Porcelain Window Display: “Decoratively Beyond”

24.01–18.05.2025
Can be viewed from the street, every day.

The exhibition “Decoratively Beyond” is a conceptual and visual response of the decorative arts from the Zuzāns collection to the exhibition “Unframed: Leis, Tabaka, Rožanskaitė”. It offers an opportunity to observe how, in various ways, it was and still is possible to go beyond the conventional in decorative arts.

The question of frames and boundaries blends visually and thematically, looking at different ways of going beyond – formally, in relation to material and medium, ideologically, and in the form of the exhibition itself. At the same time, some work can also raise the question of where and how going beyond happens.

Exhibited industrially produced objects and original works have been created by artists from Latvia and neighboring countries from the Soviet era to the present day. Specific periods or works can be placed in the exposition context for some of the artists, but it is the creative norm for others. Each work is a witness to its era and simultaneously reveals ways of adapting to the existing present or going beyond the conventional.  

The Soviet era, with its restrictions on artistic expression, forced creative personalities to look for ways in which the creative spirit could express itself or at least survive, leaving the painful subject. This has left its imprint on all forms of art ever since. The works on display reveal a going “beyond” through defiance, stylisation-abstraction, perfection, and touching on the theme – beyond what is tangibly visible.

The works of the three artists in ‘Unframed’ open up new interpretative horizons for each other and, at the same time, for the works of decorative and applied art in the Zuzāns collection, allowing them to be seen from the point of view of otherness in the overall picture of “tangible art”.

Applied art is always a game with space, color, compositional elements, scale, and materiality. It involves the interplay of works with one another, which opens new possibilities for the visual perception of decorative objects.

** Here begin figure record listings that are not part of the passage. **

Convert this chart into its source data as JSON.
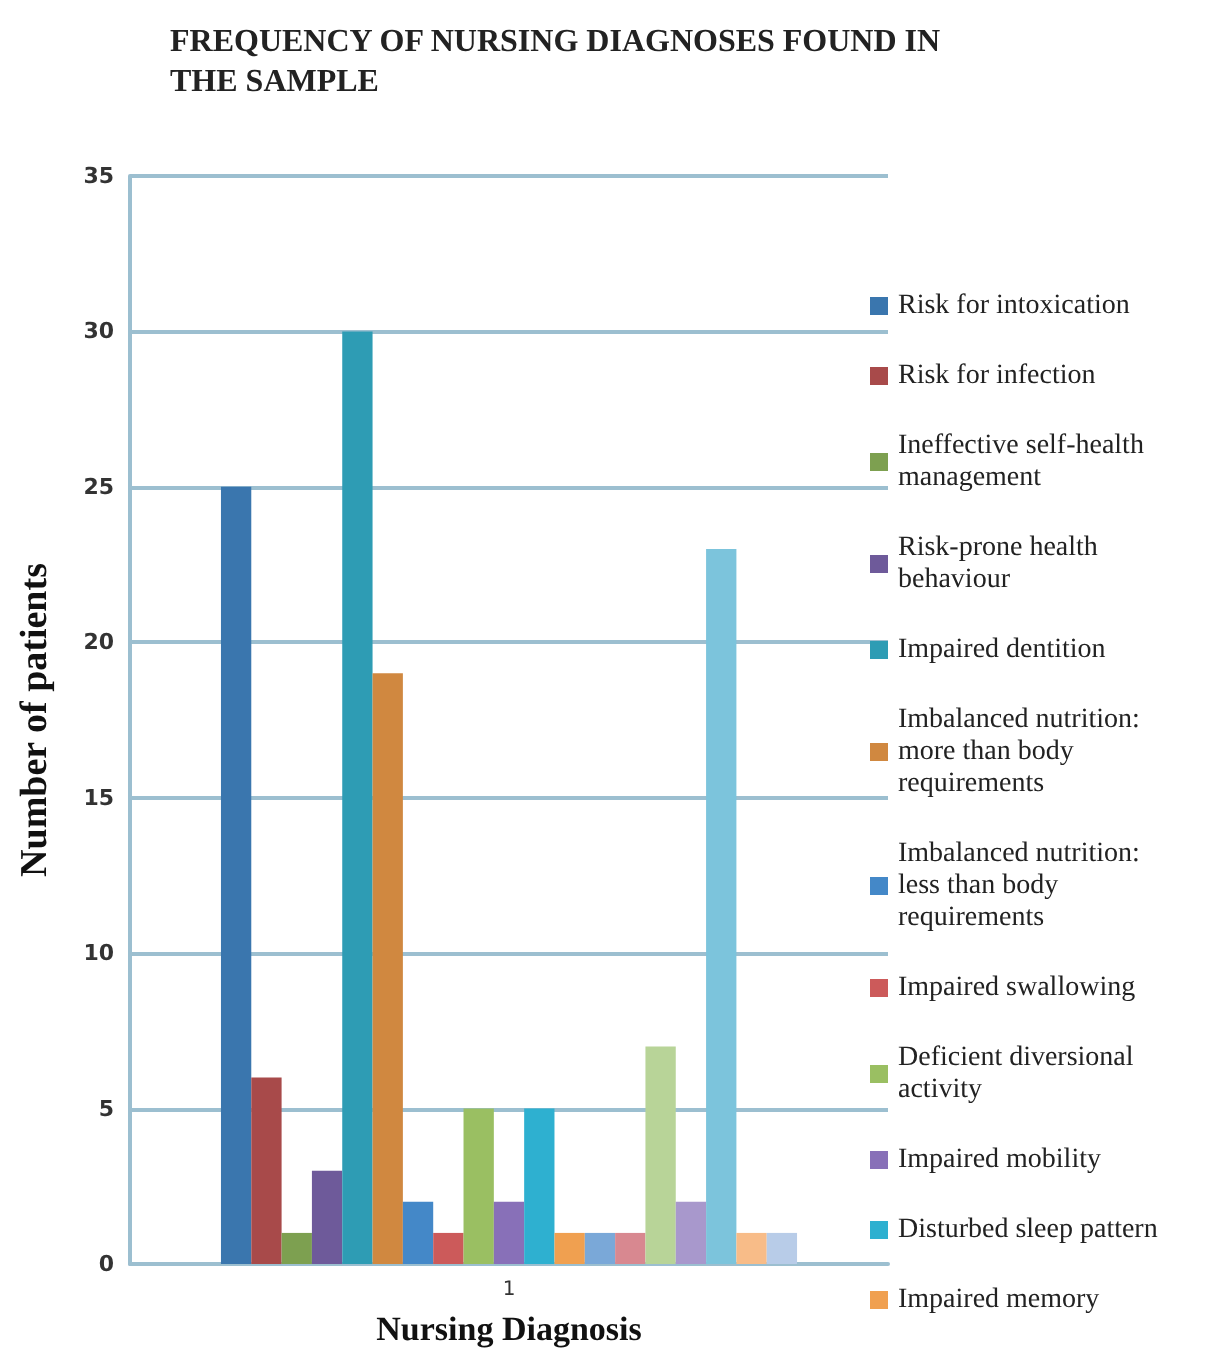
{
  "chart_data": {
    "type": "bar",
    "title": "FREQUENCY OF NURSING DIAGNOSES FOUND IN THE SAMPLE",
    "xlabel": "Nursing Diagnosis",
    "ylabel": "Number of patients",
    "categories": [
      "1"
    ],
    "series": [
      {
        "name": "Risk for intoxication",
        "color": "#3a76ae",
        "values": [
          25
        ]
      },
      {
        "name": "Risk for infection",
        "color": "#a84a4a",
        "values": [
          6
        ]
      },
      {
        "name": "Ineffective self-health management",
        "color": "#7da050",
        "values": [
          1
        ]
      },
      {
        "name": "Risk-prone health behaviour",
        "color": "#6e5a9a",
        "values": [
          3
        ]
      },
      {
        "name": "Impaired dentition",
        "color": "#2e9cb4",
        "values": [
          30
        ]
      },
      {
        "name": "Imbalanced nutrition: more than body requirements",
        "color": "#d08840",
        "values": [
          19
        ]
      },
      {
        "name": "Imbalanced nutrition: less than body requirements",
        "color": "#4488c8",
        "values": [
          2
        ]
      },
      {
        "name": "Impaired swallowing",
        "color": "#cc5a5a",
        "values": [
          1
        ]
      },
      {
        "name": "Deficient diversional activity",
        "color": "#9abf62",
        "values": [
          5
        ]
      },
      {
        "name": "Impaired mobility",
        "color": "#8870b8",
        "values": [
          2
        ]
      },
      {
        "name": "Disturbed sleep pattern",
        "color": "#2eb0d0",
        "values": [
          5
        ]
      },
      {
        "name": "Impaired memory",
        "color": "#f0a050",
        "values": [
          1
        ]
      },
      {
        "color": "#7aa8d8",
        "values": [
          1
        ]
      },
      {
        "color": "#d88890",
        "values": [
          1
        ]
      },
      {
        "color": "#b8d498",
        "values": [
          7
        ]
      },
      {
        "color": "#a898cc",
        "values": [
          2
        ]
      },
      {
        "color": "#7cc4dc",
        "values": [
          23
        ]
      },
      {
        "color": "#f8bc88",
        "values": [
          1
        ]
      },
      {
        "color": "#b8cce8",
        "values": [
          1
        ]
      }
    ],
    "ylim": [
      0,
      35
    ],
    "yticks": [
      0,
      5,
      10,
      15,
      20,
      25,
      30,
      35
    ],
    "grid": "y",
    "legend": "right"
  }
}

Contexts of the exhibited objects

In the works of the Porcelain window display, several departures beyond can be read:

defiance – more or less openly challenging the existing order, with which we are not at peace, is the first and most natural way (Skuja Braden, Kris Lemsalu)

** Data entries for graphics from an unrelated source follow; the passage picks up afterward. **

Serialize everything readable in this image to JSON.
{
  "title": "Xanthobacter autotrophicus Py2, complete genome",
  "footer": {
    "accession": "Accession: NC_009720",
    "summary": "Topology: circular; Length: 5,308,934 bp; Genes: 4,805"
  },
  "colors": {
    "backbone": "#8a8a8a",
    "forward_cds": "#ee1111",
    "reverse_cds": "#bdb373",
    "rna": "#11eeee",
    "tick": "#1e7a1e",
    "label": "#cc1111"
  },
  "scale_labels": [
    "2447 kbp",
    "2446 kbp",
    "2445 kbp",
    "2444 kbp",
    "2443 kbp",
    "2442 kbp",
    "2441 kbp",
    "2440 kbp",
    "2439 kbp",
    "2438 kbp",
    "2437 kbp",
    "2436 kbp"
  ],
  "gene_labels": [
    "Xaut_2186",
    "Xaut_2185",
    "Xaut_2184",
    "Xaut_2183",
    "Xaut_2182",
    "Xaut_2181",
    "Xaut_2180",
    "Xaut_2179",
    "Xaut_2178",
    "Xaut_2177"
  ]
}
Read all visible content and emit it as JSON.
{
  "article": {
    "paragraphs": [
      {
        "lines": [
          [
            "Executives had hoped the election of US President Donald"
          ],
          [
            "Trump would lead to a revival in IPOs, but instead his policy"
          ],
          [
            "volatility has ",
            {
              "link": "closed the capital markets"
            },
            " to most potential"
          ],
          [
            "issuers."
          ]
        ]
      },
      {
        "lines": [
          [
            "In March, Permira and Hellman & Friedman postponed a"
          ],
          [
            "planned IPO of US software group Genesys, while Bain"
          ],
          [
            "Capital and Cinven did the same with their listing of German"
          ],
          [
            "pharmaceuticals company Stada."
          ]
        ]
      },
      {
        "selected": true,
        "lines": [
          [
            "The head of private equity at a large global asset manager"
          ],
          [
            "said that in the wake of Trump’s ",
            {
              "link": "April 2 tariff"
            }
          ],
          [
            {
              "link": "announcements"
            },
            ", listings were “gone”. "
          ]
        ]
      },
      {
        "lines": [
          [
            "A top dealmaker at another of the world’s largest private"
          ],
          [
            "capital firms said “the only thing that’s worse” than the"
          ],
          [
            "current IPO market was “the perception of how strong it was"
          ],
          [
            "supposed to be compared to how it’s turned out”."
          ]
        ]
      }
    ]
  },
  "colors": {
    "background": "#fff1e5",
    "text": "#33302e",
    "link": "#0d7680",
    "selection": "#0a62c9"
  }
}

stylization-abstraction allows us to say through flowers what we really think, assuming that it may not be perceptible to everyone (Tatjana Krivenkova, Ilga Dreiblate – in some works stylization in geometry)

perfection – detailed immersion in one’s permitted task is the last – reconciliation with the situation.

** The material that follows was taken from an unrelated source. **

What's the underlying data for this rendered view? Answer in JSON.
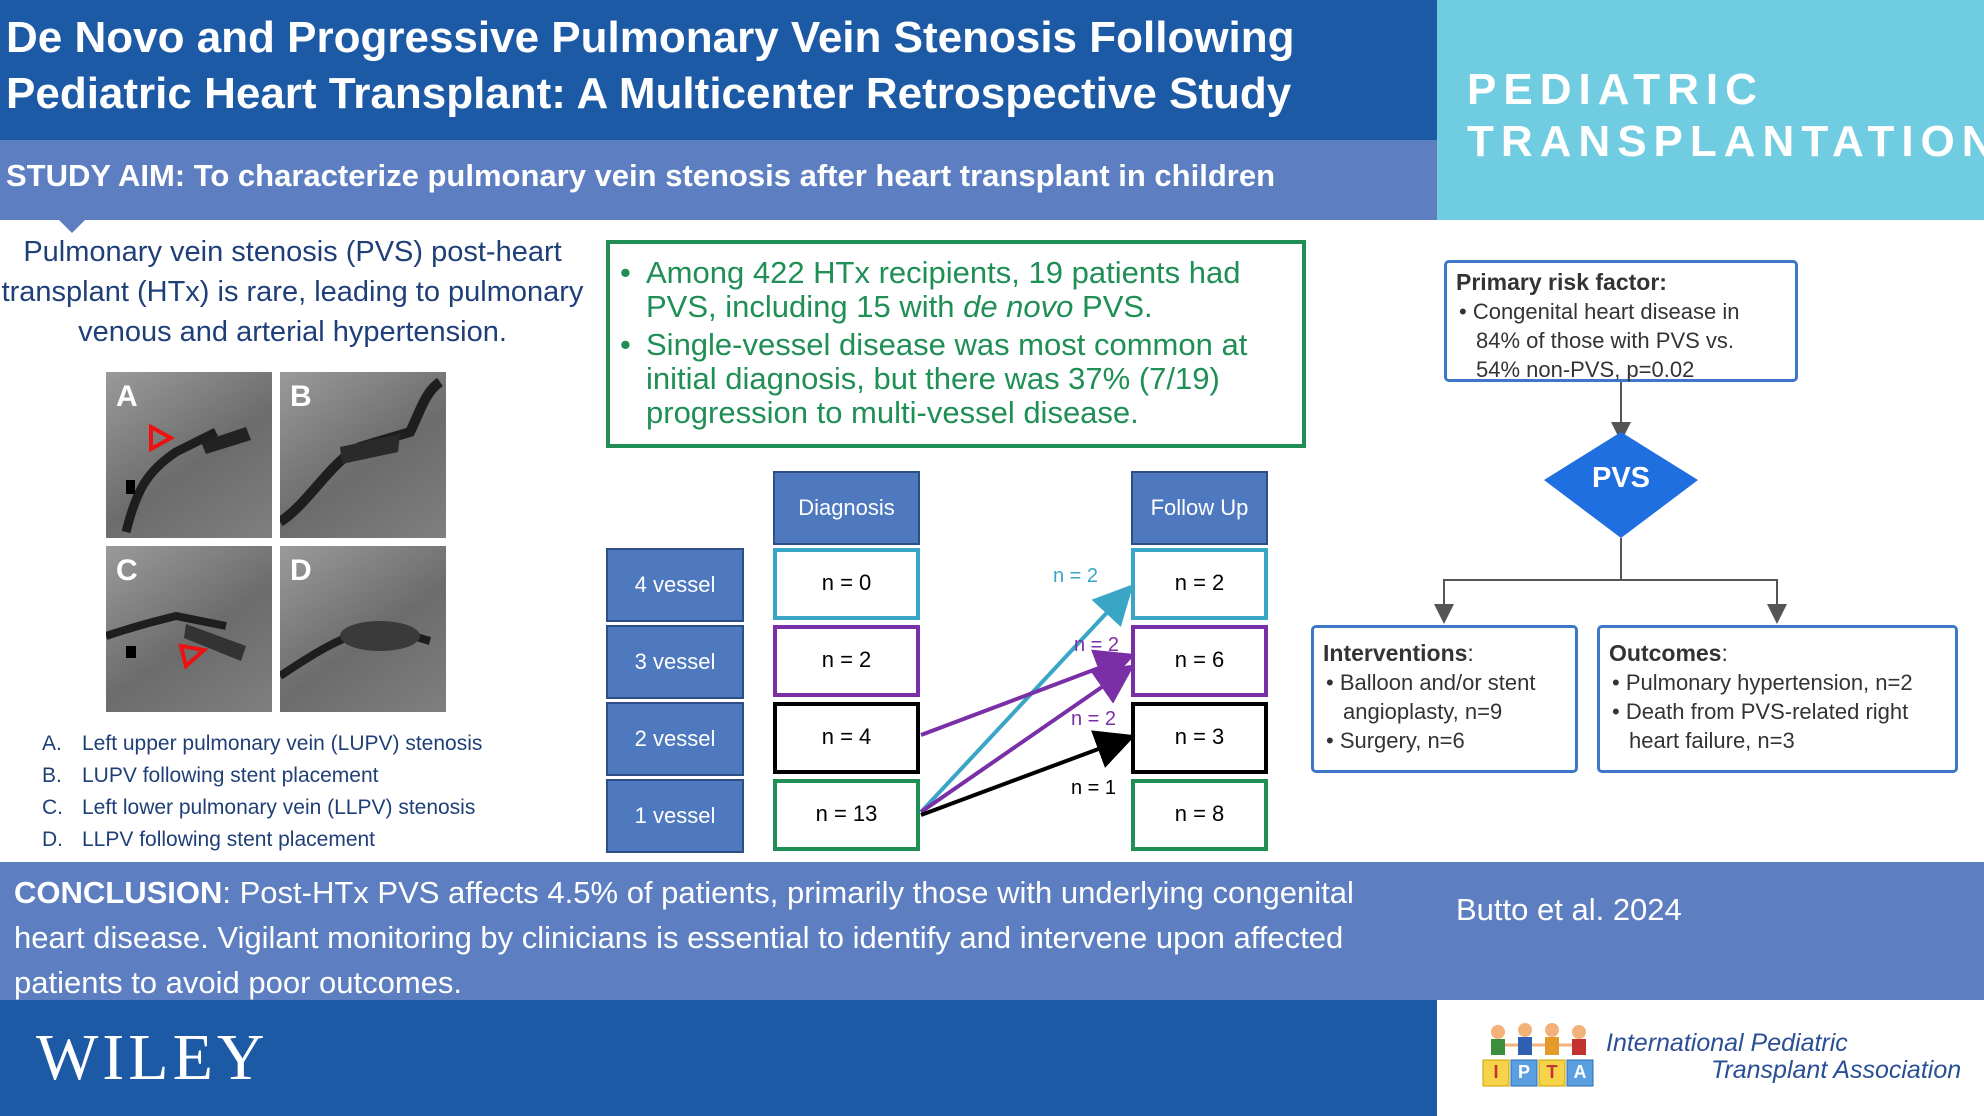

The exhibited works by Riga Porcelain Factory artists Beatrise Kārkliņa, Ilga Dreiblate, Maija Zagrebajeva, Zina Ulste show various motifs that could be decoratively developed within the permitted themes – Kārkliņa’s detailed, delicate and artisanally precise decorative motifs with reference to the allowed national theme within the framework of flora; Dreiblate’s plates with roosters and bird-like themes are solved in faunal images. Zagrebajeva’s realistic rose paintings and Ulste’s airy decorative vase demonstrate elaborate, romantic decorativism as well as escapism in nature.

Touches on the theme – beyond the tangible (Valda Podkalne, Helga Ingeborga Melnbārde, Laura Põld) – everyone has their own spiritual refuge when the material world is not enough or is too much. Included in works of art, the artist’s spiritual space can sometimes reach others.

The meeting points of Latvia & Estonia in applied decorative art are represented by the  cup and saucer painted in the workshop “ARS Tallin” and the Baiba Rass dessert ware set.

During the Soviet era, in the Porcelain Painting Workshop “ARS Tallin” of the Art Products Production Combine (KFK – Kunstifondi kunsittoodete kombinadaid), individual artists continued the artistic painting of tableware from various manufacturers, including the Riga Porcelain Factory, begun already in the 1920s.

Ceramist Baiba Rass graduated from the Ceramics Department of the Estonian State Art Institute (currently the Estonian Academy of Arts, 1983), developing an extensive tableware set as her diploma work, part of which – the exhibited dessert plate set – was included in the range of tableware produced by the 1st section of the Riga Porcelain Factory in the late 1980s.

Represented artists and factories:

Beatrise Kārkliņa, Ilga Dreiblate, Zina Ulste, Maija Zagrebajeva (Riga Porcelain Factory, 1970s–1990s), Baiba Rasa (Riga Porcelain Factory and Estonian State Art Institute, 1970s–1980s), Porcelain Painting Workshop “ARS Tallin” (Estonia), Laura Põld (Peldaru) (Estonia), Skuja Braden, Valda Podkalne, Tatjana Krivenkova, Kris Lemsalu (Estonia), Helga Ingeborga Melnbārde.